Less than half of medications include specific labeling for children, which means pediatricians often must decide what is appropriate to prescribe based on their clinical judgment. In a revised policy statement, the American Academy of Pediatrics (AAP) offers guidance to physicians using drugs off-label.
The policy statement, “Off-Label Use of Drugs in Children,” published in the March 2014 Pediatrics (released online Feb. 24), updates a statement that was published in 2002 and reaffirmed in 2005.
“Pediatricians must prescribe drugs off-label, simply because an overwhelming number of critical drugs still have no information on the label for use in children,” said Kathleen Neville, MD, FAAP, lead author of the policy statement and chair of the AAP Committee on Drugs. “This is an even larger issue for special populations of children, including preterm infants and newborns, and in children with chronic or rare diseases.”
According to the AAP, a drug’s off-label status does not imply an improper or experimental use. Health care practitioners caring for children can make therapeutic decisions to use drugs off-label based on expert opinion or on evidence for the medication’s use in a different population.
The passage of the Best Pharmaceuticals for Children Act and the Pediatric Research Equity Act has resulted in more than 500 labeling changes, including expanded labeling that includes pediatric information. According to the AAP, the two laws are an “essential first step” in expanding the evidence on use of medications in children, but more work remains to ensure the best possible outcomes for children.

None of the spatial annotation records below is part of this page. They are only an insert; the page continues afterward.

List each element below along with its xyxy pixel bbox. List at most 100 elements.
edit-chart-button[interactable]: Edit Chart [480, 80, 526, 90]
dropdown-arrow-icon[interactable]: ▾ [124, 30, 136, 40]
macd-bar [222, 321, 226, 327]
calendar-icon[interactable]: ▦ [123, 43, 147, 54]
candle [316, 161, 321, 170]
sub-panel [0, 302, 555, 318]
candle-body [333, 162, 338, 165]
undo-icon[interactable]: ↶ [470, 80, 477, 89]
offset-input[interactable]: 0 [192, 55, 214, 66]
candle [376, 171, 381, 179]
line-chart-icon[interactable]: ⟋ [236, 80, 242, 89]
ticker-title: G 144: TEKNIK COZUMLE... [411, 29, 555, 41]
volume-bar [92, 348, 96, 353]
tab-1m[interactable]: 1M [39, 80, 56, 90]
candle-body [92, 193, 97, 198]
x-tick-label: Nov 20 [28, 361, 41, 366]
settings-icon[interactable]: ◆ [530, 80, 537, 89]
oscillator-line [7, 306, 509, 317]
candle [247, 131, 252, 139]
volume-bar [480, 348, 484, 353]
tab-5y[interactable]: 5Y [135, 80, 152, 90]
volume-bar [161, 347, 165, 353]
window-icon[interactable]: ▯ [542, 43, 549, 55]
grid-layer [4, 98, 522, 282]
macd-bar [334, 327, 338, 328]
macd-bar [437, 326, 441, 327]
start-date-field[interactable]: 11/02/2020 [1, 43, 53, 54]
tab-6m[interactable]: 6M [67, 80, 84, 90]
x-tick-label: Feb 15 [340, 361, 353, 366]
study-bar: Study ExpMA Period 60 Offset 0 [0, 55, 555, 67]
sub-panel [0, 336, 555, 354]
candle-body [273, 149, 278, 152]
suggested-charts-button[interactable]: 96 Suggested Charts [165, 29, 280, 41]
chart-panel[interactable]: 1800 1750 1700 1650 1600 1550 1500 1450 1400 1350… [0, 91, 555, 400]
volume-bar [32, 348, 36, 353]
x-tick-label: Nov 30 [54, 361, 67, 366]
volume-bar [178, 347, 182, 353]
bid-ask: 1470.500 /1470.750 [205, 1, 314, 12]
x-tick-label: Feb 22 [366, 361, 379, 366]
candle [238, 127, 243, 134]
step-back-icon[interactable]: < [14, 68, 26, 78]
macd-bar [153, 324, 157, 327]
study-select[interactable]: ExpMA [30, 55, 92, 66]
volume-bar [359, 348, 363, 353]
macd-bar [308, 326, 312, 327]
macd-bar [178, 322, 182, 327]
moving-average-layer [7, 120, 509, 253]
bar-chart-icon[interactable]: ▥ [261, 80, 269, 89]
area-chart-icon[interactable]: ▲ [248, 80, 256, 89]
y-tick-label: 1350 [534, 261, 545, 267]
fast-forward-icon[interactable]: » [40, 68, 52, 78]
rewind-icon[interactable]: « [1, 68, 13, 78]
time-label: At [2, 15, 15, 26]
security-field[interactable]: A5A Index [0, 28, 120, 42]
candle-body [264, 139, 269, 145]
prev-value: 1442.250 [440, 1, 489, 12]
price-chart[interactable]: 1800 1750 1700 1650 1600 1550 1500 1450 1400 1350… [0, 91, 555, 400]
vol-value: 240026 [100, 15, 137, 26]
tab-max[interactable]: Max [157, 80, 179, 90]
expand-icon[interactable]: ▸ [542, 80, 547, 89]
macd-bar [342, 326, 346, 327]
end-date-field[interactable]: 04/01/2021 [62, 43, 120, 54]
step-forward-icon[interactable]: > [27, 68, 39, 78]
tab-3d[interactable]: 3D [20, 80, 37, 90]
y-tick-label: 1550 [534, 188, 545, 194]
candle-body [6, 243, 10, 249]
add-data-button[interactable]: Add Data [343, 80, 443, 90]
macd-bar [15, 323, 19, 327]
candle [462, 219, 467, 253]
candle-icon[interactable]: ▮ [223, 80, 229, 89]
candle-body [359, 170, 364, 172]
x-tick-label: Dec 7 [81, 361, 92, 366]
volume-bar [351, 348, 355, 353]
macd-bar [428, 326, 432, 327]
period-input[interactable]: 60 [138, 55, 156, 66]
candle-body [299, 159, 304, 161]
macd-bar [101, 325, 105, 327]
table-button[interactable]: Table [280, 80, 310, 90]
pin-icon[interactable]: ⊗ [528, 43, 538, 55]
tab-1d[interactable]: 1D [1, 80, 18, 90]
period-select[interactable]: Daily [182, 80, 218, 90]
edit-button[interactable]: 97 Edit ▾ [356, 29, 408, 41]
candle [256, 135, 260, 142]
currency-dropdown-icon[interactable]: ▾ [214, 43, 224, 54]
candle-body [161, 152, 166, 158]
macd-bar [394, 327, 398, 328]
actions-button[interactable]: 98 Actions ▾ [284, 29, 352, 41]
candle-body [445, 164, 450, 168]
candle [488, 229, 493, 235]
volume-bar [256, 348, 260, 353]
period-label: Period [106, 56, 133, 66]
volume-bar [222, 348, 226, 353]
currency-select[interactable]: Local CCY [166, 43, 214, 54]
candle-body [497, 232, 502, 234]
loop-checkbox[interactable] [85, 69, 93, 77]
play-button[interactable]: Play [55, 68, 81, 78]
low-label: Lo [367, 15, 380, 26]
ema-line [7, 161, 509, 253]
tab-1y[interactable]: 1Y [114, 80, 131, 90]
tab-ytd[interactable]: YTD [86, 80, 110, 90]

The AAP encourages pediatricians to advocate for research of drugs for children, and supports the publication of drug trials, including negative studies, in academic journals. The AAP also advises that health insurance companies should not use labeling status as the sole criterion to determine whether a medication is eligible to be reimbursed for use in children. Less expensive medications that are considered appropriate for adults should not be automatically considered as first-line treatment in children.